What about natural thyroid hormones?
Desiccated (dried and powdered) animal thyroid, now mainly obtained from pigs, was the most common form of thyroid therapy before the individual active thyroid hormones were discovered. People can still buy it over the Internet — legally if it’s sold as a food supplement, but illegally if it’s sold as a medicine. It is also available still as a prescription.
Since pills made from animal thyroid are not purified, they contain hormones and proteins that never exist in the body outside of the thyroid gland. While desiccated thyroid contains both T4 and T3, the balance of T4 and T3 in animals is not the same as in humans, so the hormones in animal thyroid pills aren’t necessarily “natural” for the human body.
Further, the amounts of both T4 and T3 can vary in every batch of desiccated thyroid, making it harder to keep blood levels right. Finally, even desiccated thyroid pills have chemicals (binders) in them to hold the pill together, so they are not completely “natural”. Desiccated animal thyroid is rarely prescribed today, and there is no evidence that desiccated thyroid has any advantage over synthetic T4.

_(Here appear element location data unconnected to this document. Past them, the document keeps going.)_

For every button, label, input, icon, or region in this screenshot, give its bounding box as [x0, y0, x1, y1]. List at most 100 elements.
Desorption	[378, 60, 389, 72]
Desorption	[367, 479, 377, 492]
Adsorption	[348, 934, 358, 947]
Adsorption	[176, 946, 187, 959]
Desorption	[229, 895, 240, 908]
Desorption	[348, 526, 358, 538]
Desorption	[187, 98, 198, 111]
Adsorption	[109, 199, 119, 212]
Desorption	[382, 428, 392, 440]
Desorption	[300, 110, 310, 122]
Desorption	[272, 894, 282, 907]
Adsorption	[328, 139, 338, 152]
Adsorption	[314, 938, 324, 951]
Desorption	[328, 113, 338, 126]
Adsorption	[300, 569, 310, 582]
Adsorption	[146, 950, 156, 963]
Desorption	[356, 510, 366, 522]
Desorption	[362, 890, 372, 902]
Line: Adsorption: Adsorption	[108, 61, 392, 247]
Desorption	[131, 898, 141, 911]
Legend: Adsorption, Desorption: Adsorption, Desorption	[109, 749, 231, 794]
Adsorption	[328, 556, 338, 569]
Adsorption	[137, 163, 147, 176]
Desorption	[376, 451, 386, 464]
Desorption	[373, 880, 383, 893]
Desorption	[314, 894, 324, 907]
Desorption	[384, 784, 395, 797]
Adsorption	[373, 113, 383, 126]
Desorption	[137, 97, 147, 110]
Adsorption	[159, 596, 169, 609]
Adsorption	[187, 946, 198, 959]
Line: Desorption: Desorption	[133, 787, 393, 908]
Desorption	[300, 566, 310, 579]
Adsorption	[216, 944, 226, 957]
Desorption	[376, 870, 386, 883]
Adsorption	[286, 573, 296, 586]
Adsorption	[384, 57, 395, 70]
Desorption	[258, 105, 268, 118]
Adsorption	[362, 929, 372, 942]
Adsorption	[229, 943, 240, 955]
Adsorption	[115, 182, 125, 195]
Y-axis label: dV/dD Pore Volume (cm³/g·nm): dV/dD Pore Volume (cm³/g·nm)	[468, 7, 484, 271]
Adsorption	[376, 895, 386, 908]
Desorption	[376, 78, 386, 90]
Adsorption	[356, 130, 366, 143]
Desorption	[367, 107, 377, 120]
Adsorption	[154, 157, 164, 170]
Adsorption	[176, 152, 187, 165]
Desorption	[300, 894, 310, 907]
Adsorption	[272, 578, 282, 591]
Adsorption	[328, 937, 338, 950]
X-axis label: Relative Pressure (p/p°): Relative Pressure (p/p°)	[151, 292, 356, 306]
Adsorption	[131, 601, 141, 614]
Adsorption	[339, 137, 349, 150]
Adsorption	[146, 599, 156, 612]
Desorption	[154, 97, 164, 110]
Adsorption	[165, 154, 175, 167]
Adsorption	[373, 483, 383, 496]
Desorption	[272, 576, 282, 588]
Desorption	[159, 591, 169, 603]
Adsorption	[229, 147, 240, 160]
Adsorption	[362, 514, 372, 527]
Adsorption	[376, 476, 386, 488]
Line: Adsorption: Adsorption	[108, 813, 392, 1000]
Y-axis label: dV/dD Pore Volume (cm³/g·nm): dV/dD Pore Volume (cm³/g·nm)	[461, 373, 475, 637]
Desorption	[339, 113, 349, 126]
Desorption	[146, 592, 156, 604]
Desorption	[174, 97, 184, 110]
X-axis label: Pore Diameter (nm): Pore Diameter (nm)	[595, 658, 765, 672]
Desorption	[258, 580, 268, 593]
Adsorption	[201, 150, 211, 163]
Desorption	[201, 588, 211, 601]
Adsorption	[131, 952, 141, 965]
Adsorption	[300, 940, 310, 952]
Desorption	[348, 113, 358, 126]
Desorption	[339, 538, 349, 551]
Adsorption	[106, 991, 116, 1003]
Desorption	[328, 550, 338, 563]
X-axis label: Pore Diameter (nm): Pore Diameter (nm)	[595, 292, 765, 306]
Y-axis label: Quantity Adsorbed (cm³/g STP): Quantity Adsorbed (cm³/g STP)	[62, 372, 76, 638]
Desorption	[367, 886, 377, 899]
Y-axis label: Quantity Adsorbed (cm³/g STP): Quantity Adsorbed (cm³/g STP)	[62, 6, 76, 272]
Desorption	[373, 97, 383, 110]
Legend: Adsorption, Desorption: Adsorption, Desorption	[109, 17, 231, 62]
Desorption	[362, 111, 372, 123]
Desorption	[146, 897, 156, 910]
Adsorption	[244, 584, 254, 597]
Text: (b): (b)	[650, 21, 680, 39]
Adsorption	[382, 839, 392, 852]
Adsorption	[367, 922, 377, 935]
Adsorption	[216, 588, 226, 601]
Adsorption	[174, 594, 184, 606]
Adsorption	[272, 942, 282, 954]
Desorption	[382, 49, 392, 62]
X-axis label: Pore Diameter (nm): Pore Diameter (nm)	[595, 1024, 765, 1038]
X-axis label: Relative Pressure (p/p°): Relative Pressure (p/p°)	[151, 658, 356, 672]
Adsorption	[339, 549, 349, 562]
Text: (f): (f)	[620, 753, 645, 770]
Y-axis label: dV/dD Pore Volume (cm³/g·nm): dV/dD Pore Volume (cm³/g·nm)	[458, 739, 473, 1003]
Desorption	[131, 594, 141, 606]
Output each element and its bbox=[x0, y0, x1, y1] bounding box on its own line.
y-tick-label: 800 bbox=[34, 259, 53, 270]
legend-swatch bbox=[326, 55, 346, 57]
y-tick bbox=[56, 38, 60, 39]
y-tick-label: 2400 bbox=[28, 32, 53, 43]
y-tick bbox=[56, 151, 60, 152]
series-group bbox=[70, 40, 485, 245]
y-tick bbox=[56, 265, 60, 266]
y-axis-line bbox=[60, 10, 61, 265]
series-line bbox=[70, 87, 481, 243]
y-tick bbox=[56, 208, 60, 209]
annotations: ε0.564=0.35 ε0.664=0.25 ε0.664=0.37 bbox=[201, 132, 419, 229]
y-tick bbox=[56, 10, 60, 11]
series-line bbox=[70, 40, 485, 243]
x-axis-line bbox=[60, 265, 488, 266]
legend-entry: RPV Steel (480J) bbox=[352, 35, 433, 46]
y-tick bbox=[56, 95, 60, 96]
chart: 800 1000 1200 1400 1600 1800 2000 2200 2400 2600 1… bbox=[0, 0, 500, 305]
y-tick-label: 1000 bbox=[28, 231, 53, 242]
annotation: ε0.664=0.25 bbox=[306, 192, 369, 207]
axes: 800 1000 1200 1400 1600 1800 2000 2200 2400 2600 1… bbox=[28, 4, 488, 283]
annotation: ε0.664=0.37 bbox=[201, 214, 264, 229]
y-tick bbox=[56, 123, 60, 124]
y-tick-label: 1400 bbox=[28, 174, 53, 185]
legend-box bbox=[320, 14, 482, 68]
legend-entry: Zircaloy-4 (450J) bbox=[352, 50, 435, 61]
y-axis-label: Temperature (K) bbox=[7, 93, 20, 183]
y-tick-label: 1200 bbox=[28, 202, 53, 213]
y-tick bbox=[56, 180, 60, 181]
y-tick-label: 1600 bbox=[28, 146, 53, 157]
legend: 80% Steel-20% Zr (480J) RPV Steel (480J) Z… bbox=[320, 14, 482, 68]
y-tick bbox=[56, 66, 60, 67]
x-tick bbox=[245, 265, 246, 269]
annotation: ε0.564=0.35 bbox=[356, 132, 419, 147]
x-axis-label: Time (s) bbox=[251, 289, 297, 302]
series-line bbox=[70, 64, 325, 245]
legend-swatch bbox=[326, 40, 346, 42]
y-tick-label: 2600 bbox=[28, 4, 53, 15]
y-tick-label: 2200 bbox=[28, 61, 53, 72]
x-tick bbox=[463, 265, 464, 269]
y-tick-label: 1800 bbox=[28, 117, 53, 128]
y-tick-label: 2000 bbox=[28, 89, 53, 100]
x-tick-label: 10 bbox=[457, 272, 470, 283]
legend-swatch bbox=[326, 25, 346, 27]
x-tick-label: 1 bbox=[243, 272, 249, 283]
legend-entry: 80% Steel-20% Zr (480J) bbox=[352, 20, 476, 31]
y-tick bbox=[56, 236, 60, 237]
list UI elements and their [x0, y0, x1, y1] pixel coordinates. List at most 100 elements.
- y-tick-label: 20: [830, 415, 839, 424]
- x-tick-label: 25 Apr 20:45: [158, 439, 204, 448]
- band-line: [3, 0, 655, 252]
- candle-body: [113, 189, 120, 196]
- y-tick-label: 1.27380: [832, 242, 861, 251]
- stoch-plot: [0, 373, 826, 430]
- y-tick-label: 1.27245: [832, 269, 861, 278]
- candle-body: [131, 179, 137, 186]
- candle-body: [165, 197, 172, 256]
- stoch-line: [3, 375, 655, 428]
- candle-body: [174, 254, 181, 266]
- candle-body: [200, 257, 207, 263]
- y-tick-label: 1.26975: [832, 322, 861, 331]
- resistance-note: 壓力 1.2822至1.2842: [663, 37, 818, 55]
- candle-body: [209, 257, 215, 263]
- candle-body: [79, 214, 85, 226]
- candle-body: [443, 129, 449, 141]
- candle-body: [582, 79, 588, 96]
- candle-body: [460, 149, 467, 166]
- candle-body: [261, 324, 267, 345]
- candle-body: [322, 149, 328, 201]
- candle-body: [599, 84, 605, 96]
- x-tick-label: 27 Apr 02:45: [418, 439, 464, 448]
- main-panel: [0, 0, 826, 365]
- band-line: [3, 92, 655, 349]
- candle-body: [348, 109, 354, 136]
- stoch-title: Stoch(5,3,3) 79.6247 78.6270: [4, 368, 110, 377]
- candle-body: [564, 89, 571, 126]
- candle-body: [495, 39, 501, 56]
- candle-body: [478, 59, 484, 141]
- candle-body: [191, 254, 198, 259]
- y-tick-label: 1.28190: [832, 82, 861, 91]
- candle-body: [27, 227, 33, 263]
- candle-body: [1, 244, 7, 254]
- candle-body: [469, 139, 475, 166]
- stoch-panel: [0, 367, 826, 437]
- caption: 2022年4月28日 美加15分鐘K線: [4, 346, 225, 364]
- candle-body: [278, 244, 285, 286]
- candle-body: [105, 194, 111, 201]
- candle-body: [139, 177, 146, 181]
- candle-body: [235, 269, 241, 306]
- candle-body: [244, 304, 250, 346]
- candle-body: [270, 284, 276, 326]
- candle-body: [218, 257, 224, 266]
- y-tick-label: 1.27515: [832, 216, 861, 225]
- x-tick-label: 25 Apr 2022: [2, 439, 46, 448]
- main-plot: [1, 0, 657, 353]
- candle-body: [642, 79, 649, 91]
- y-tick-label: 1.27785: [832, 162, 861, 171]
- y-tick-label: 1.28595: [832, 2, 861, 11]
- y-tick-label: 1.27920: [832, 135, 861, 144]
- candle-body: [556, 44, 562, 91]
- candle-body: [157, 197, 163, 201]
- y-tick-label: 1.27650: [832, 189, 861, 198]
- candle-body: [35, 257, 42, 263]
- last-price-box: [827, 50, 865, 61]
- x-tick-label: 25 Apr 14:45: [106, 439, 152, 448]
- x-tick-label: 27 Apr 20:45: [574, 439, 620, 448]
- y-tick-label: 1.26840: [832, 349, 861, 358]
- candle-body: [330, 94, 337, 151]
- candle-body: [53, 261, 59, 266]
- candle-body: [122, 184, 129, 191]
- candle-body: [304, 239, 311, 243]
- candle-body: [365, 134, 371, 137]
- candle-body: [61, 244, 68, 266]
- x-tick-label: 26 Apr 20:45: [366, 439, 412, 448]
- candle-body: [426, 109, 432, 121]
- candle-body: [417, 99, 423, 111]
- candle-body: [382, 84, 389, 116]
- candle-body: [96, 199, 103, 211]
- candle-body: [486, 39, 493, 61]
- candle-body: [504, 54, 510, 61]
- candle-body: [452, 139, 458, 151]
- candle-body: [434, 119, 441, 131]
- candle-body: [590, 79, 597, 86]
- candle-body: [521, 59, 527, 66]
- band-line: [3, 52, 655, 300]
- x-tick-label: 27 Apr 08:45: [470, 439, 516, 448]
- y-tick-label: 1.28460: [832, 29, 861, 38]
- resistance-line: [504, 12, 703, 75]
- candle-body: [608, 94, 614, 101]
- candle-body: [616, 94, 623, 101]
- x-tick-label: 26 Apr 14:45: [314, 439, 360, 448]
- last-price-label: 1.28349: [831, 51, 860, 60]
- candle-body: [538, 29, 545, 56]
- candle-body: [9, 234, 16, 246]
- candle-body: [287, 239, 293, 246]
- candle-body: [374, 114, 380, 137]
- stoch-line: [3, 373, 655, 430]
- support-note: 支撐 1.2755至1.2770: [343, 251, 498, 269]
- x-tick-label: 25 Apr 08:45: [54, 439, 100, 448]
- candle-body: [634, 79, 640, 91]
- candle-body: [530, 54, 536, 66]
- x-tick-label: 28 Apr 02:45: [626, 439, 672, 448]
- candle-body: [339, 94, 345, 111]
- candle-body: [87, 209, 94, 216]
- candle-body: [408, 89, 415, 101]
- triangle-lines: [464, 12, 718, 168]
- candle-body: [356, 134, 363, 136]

Will thyroid hormone help me if I have hypothyroid symptoms but normal thyroid hormone levels?
Some people with normal thyroid blood tests have symptoms that are similar to symptoms of hypothyroidism. Several scientific studies have looked at whether T4 therapy would be of benefit to patients with symptoms that overlap with hypothyroid symptoms and normal thyroid function. In all cases, there was no difference between T4 and a placebo (sugar pill) in improving symptoms or well-being.